A surprising day for us – we expected more primitive villages such as what we found in Madagascar – not so! Maputo is the capital & largest city of Mozambique. Its location on the Indian Ocean has led to an economy centered on the harbor – they export coal, cotton, sugar, chromite, sisal, copra, and hardwood. The past fifty years have been pretty challenging, and only since 1992 has the area made meaningful progress toward civility & modernization. Maputo has a strong South African influence as well as Bantu, Portuguese, Arab, Indian, & Chinese cultures. The Portuguese, Islamic, Indian & Chinese communities achieved great prosperity, but the largely unskilled African majority didn’t. Back in 1962, the formation of the Mozambique Liberation Front fought for independence from Portuguese rule.
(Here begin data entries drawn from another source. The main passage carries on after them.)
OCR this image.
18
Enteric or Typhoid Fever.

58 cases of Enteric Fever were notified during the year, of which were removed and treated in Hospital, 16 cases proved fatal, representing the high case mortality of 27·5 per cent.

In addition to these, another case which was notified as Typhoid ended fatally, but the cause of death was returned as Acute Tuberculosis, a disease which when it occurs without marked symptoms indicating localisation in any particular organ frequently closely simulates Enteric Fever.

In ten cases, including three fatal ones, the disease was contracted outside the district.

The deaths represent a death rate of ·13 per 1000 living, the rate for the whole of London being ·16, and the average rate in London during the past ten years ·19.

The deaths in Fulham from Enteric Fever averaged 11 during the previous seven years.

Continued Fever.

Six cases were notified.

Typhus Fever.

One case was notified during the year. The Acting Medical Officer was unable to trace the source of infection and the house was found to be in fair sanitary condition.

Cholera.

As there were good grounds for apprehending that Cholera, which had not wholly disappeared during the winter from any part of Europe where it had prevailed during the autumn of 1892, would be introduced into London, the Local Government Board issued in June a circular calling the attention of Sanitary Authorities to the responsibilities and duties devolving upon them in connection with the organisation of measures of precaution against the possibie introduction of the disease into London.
The Mozambican War of Independence ended in 1974 when the government of Portugal granted independence to all Portuguese overseas territories. The People’s Republic of Mozambique was then proclaimed in 1975 – over 250,000 Portuguese left the area – virtually overnight – and the newly independent country had no skilled professionals to maintain the infrastructure. The economy and the area in general plummeted. The governing party turned to the communist Soviet Union & East Germany for help, but by the early 1980’s the country was bankrupt. The Civil War, which lasted until 1992, further weakened the economy and killed over 1 million citizens – but gradually, growth & stability has returned.

 

The city today is a mixture of the old & new – construction activity is prevalent in the downtown area as they gradually replace the very old & deteriorating buildings, continuing their modernization efforts. We planned to hire a taxi for the day. The free shuttle bus (contracted by Holland America) was to take us to an open-air marketplace where passengers could pick up taxis if desired, but the shuttle trip took us through downtown and past some very interesting landmarks and enough so, that we really didn’t feel a need to explore further. We spent about an hour at the market, hopped back on the shuttle and returned to the ship. We’ve seen plenty of museums, government buildings and so forth – no sense in paying a taxi or participating in an organized shore excursion as many did. Hats off to Mozambique – while there remain many poor, frightening areas in the city, the residents are making a massive effort to restore their city having been riddled with war & destruction for so many years. The average ANNUAL income is US $800 and with 2 million residents, there’s a lot of competition for the better paying jobs but again, good progress is being made.

 

Our focus now is on Richard’s Bay, South Africa. We arrive tomorrow morning and at 10:30, Cheryl and I disembark the ship for two days as we go on our African safari. We’ve been looking forward to this adventure for several months – actually our entire lives.